Achievement of Chinese Lunar Exploration made its contribution to the world
By Giuseppe Reibaldi
As of February 19, 2020, the Chang’e 4 lander and probe have been working on the back of the moon for 412 days, and the “Yutu 2” lunar rover has safely moved 378.45 meters, becoming the longest working lunar rover on the moon in human history.
In December 2018, China’s Chang’e-4 probe was successfully launched, and in January 2019, it achieved the first soft landing and patrol survey of on the far side of the moon in human history, opening a new chapter in the history of human lunar exploration. This is a great achievement. In recognition of the technological breakthrough achieved by Chang’e-4 and its contribution to promoting international cooperation in lunar exploration, the Lunar Village Association awarded the 2019 Outstanding Lunar Mission Award to Chang’e-4.
The Outstanding Lunar Mission Award is the first such award awarded by the Moon Village Association. Established in 2017, the Moon Village Association is a Vienna-based non-governmental organization that aims to establish a permanent global unofficial forum for governments, industry, academia and the public interested in lunar exploration, and is committed to promote cooperation in lunar exploration. Starting from 2019, our Association has decided to honour projects annually that have made outstanding contributions to lunar exploration in the previous year or the current year to promote international cooperation in the field of lunar exploration.
The far-side of the moon is arguably one of the quietest and lonely regions in the universe. Complex geomorphological features and the inability to establish a direct communication link between the probe and the earth are typical difficulties faced by lunar exploration there. In tackling these challenges, China successfully demonstrated to the world its mature technologies for solving these problems through the successful launch of Chang’e-4.

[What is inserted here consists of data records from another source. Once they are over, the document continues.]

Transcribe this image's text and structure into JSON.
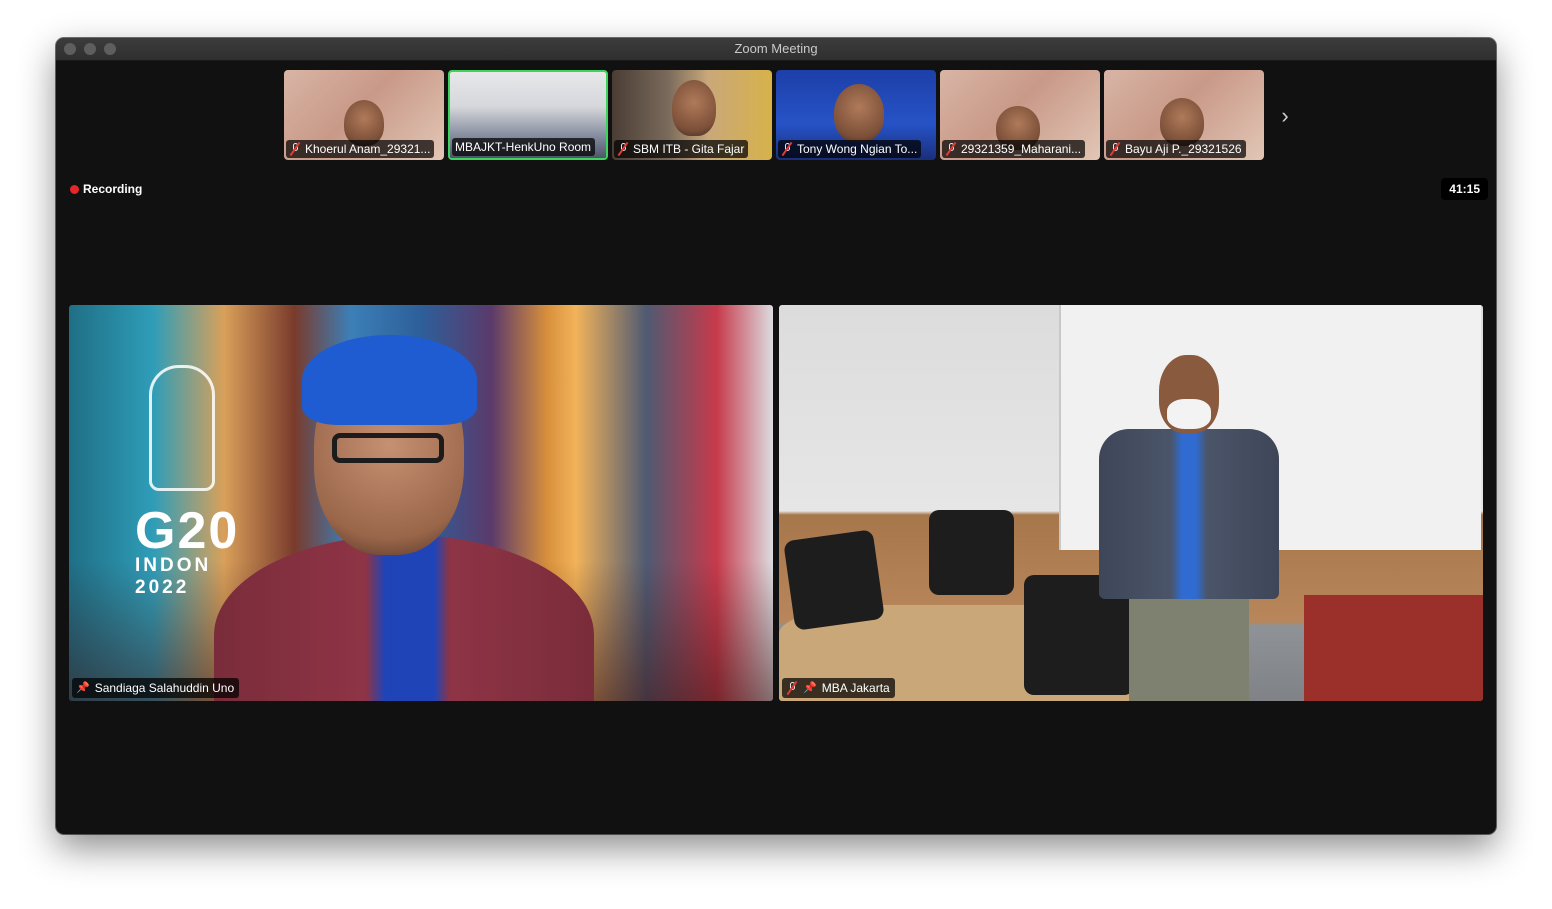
{
  "window": {
    "title": "Zoom Meeting"
  },
  "thumbnails": [
    {
      "name": "Khoerul Anam_29321...",
      "muted": true,
      "active": false,
      "bg": "batik"
    },
    {
      "name": "MBAJKT-HenkUno Room",
      "muted": false,
      "active": true,
      "bg": "room"
    },
    {
      "name": "SBM ITB - Gita Fajar",
      "muted": true,
      "active": false,
      "bg": "home"
    },
    {
      "name": "Tony Wong Ngian To...",
      "muted": true,
      "active": false,
      "bg": "blue"
    },
    {
      "name": "29321359_Maharani...",
      "muted": true,
      "active": false,
      "bg": "batik"
    },
    {
      "name": "Bayu Aji P._29321526",
      "muted": true,
      "active": false,
      "bg": "batik"
    }
  ],
  "status": {
    "recording_label": "Recording",
    "timer": "41:15"
  },
  "video_tiles": [
    {
      "name": "Sandiaga Salahuddin Uno",
      "pinned": true,
      "muted": false
    },
    {
      "name": "MBA Jakarta",
      "pinned": true,
      "muted": true
    }
  ],
  "background_text": {
    "g20": "G20",
    "g20_sub_line1": "INDON",
    "g20_sub_line2": "2022"
  },
  "icons": {
    "next": "chevron-right-icon",
    "muted": "mic-muted-icon",
    "pin": "pin-icon",
    "recording": "record-dot-icon"
  },
  "colors": {
    "active_speaker": "#3dd45c",
    "recording": "#e5272a",
    "muted": "#e53935"
  }
}
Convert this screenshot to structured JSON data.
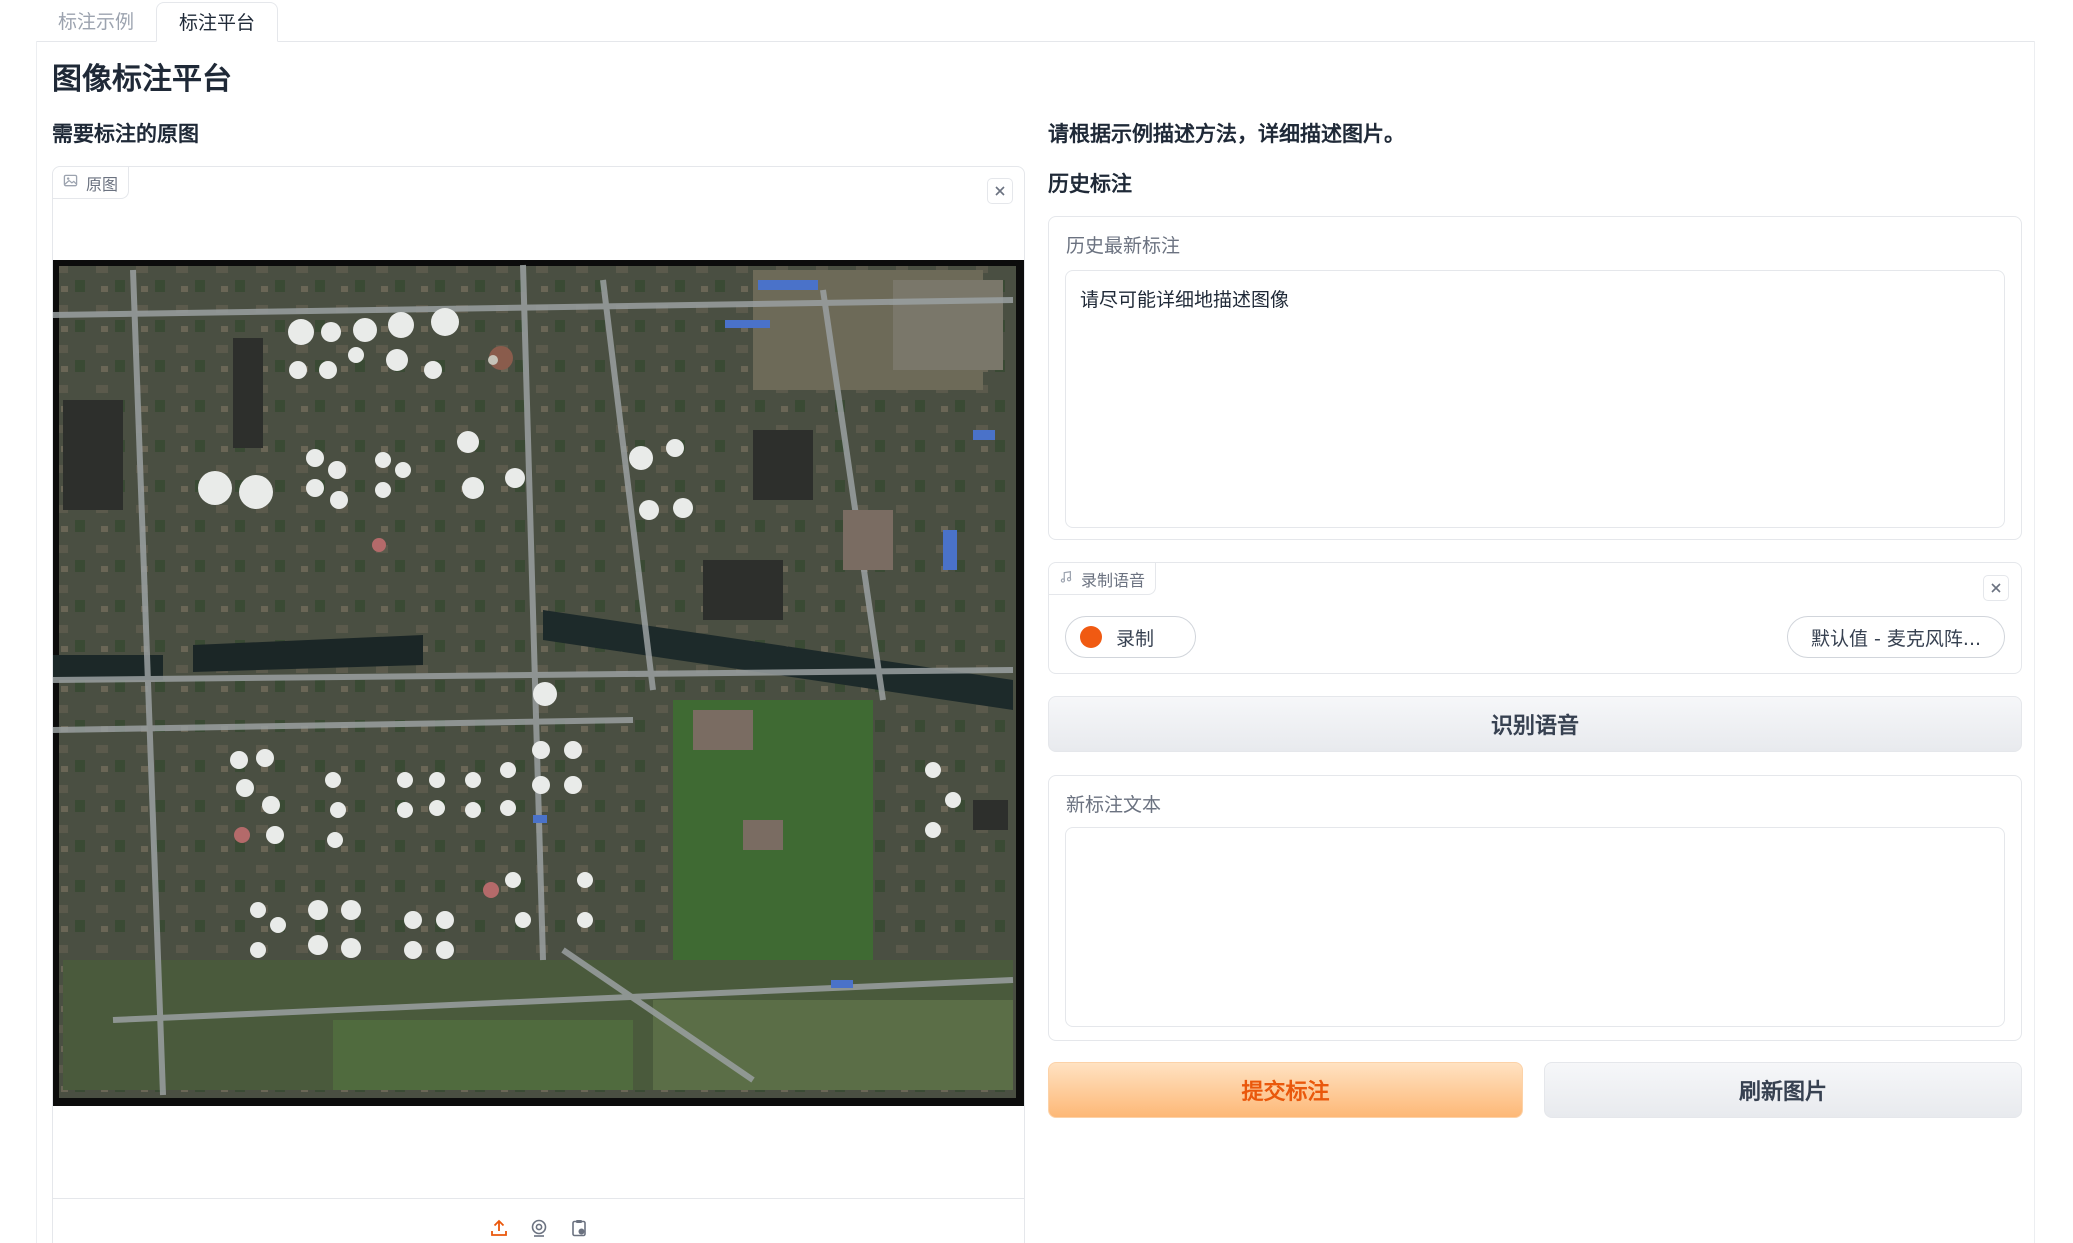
{
  "tabs": [
    {
      "label": "标注示例",
      "active": false
    },
    {
      "label": "标注平台",
      "active": true
    }
  ],
  "page_title": "图像标注平台",
  "left": {
    "section_title": "需要标注的原图",
    "image_tag": "原图",
    "upload_icons": [
      "upload-icon",
      "webcam-icon",
      "clipboard-icon"
    ]
  },
  "right": {
    "instruction": "请根据示例描述方法，详细描述图片。",
    "history_title": "历史标注",
    "history_card": {
      "label": "历史最新标注",
      "value": "请尽可能详细地描述图像"
    },
    "audio": {
      "tag": "录制语音",
      "record_label": "录制",
      "device_label": "默认值 - 麦克风阵..."
    },
    "recognize_button": "识别语音",
    "new_card": {
      "label": "新标注文本",
      "value": ""
    },
    "submit_button": "提交标注",
    "refresh_button": "刷新图片"
  },
  "colors": {
    "accent": "#ea580c",
    "record_dot": "#f05a12",
    "primary_button_bg": "#fdb877"
  }
}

What’s more valuable is that Chang’e-4 is not just a Chinese-made lunar probe, it has attracted extensive international cooperation and participation. Among the scientific payloads of Chang’e-4, several instruments and equipment come from Germany, the Netherlands, Saudi Arabia and Sweden.
On December 27 last year, China successfully launched the Long March 5 Y3 carrier rocket. It will provide strong support for China’s future moon landing plan, and offer an important foundation for future moon exploration activities, the implementation of the Chinese Space Station, and the Mars exploration plan as well. In early 2020, China demonstrated its key technical capabilities to complete challenging lunar exploration missions.
The Lunar Village Association looks forward to strengthening cooperation with Chinese colleagues at the technical areas and the humanities. We have launched a Chinese version of the website on the association’s website, hoping to attract more Chinese people interested in lunar exploration to participate in the activities of the Lunar Village Association.
The current moon exploration is facing many challenges from different aspects such as science, technology, and politics. To achieve sustainable exploration and use of the moon, international cooperation is an essential link. At present, many countries have established very good relation for scientific cooperation. I believe that more and more countries will get involved in this kind cooperation in the future. Any country may encounter technical difficulties when conducting exploration on or around the moon itself, and international cooperation can undoubtedly provide necessary support. China has made great achievements in the field of space science and technology, and China’s lunar exploration mission can benefit the world.